Mack initially applied to the University of Nebraska Lincoln as a biology major. After realizing that UNL was not for him, he decided on coming to Chadron State College as a criminal justice major.
“As you can tell, that didn’t really work out. I figured, well, music is about the only thing I can do right so I need to follow that,” Mack said.
Mack worked with both Dr. Sidney Shuler, former CSC director of bands and brass studies, and Dr. Lambert, director of bands and brass studies prior to Dr. Shuler, in high school through lessons and honor bands. A passion for music and a familiarity with the staff led Mack to become an applied music major with a minor in business.
Three years later, Mack is thriving as a leader in CSC’s music department. He is a leader in Wind Symphony, CSC’s Jazz Band, the Eagle Pep Band and various other ensembles on campus.
“Any trips or purchases usually go through me. My name is now on the invoice, which I think is kind of weird,” Mack said.
Mack may have started his musical journey on the guitar, but he now plays piano, drums, violin, trumpet and even sings. While he plays a growing list of instruments, he plays the trumpet in most ensembles.
Learning the basics of music and being involved at CSC has deepened Mack’s love for music.
“Any of the music theory classes with Dr.

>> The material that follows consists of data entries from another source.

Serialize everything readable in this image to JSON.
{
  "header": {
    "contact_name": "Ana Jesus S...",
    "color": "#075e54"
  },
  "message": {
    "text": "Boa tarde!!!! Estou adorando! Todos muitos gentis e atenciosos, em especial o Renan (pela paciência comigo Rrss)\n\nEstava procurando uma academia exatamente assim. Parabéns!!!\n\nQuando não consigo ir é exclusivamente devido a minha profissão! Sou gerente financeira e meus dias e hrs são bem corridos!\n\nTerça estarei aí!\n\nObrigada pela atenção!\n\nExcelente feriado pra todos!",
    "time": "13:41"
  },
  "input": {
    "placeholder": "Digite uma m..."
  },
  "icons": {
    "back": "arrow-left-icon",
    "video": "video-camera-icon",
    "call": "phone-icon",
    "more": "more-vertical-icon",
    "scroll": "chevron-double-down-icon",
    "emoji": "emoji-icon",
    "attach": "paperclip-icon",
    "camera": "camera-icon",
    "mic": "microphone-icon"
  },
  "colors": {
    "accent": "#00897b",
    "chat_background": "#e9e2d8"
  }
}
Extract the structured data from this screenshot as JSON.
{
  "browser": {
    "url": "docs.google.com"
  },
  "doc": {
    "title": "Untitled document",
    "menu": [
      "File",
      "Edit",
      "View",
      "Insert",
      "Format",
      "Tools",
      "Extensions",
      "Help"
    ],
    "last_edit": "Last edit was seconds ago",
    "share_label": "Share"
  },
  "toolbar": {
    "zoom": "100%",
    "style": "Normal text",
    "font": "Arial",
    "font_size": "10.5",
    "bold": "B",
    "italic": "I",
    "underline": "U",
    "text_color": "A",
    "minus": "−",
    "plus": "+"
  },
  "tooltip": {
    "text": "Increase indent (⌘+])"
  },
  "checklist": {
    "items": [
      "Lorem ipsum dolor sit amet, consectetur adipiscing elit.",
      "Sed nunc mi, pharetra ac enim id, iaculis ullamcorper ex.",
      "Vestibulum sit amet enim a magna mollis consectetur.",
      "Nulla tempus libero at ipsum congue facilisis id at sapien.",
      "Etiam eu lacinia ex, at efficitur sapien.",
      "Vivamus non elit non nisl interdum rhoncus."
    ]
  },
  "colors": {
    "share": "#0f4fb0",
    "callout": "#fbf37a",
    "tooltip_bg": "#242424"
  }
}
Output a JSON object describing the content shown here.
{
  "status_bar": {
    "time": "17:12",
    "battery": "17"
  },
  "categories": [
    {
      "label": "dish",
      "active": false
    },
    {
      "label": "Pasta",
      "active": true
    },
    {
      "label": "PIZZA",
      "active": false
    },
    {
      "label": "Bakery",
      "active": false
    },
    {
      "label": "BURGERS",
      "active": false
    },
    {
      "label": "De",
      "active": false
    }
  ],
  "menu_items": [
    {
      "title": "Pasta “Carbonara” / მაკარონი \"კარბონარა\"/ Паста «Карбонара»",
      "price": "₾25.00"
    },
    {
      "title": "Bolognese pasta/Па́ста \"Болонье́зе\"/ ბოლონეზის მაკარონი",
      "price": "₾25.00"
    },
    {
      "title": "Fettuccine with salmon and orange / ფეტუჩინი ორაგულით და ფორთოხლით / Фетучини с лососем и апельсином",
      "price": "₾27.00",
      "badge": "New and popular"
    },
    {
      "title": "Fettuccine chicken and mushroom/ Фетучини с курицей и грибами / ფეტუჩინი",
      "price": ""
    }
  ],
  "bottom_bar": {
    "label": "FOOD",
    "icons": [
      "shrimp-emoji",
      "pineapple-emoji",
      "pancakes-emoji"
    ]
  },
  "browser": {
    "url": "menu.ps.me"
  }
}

Stephens has gotten me through my time on campus,” Mack said. “It makes me really understand what we’re doing and it makes music more interesting rather than just listening or picking little things out.”
With the support of faculty and staff in the music department, Mack has found his role on campus and said he was happy about his decision to switch majors.
“There is this general stigma that music people are pretentious and competitive with each other … but I have met such wonderful people,” Mack said. “And honestly, the faculty here are all completely over qualified for their positions and they are incredible teachers. With the help of them and such great personalities, the music community is really team based and almost like a family.”
Mack is so involved in the music department, that he doesn’t have time to do many other activities. But when he does have the time, he loves to be outdoors, whether he’s hiking, rock climbing or at a shooting range.
Looking toward the future, Mack hopes to pursue a career in military jazz bands. As for now, he simply wants to excel as a leader in the music department and see more campus involvement in ensembles.
“Even though it’s collegiate music, it is open to everybody. Tons of people play instruments, but nobody wants to join a band because we’re ‘nerds,’” Mack said. “[T]here are opportunities to get money and have scholarships. I just think that people should know that everybody has a spot in our department.”
Mack ended his interview with the simple statement: “Everybody join band.”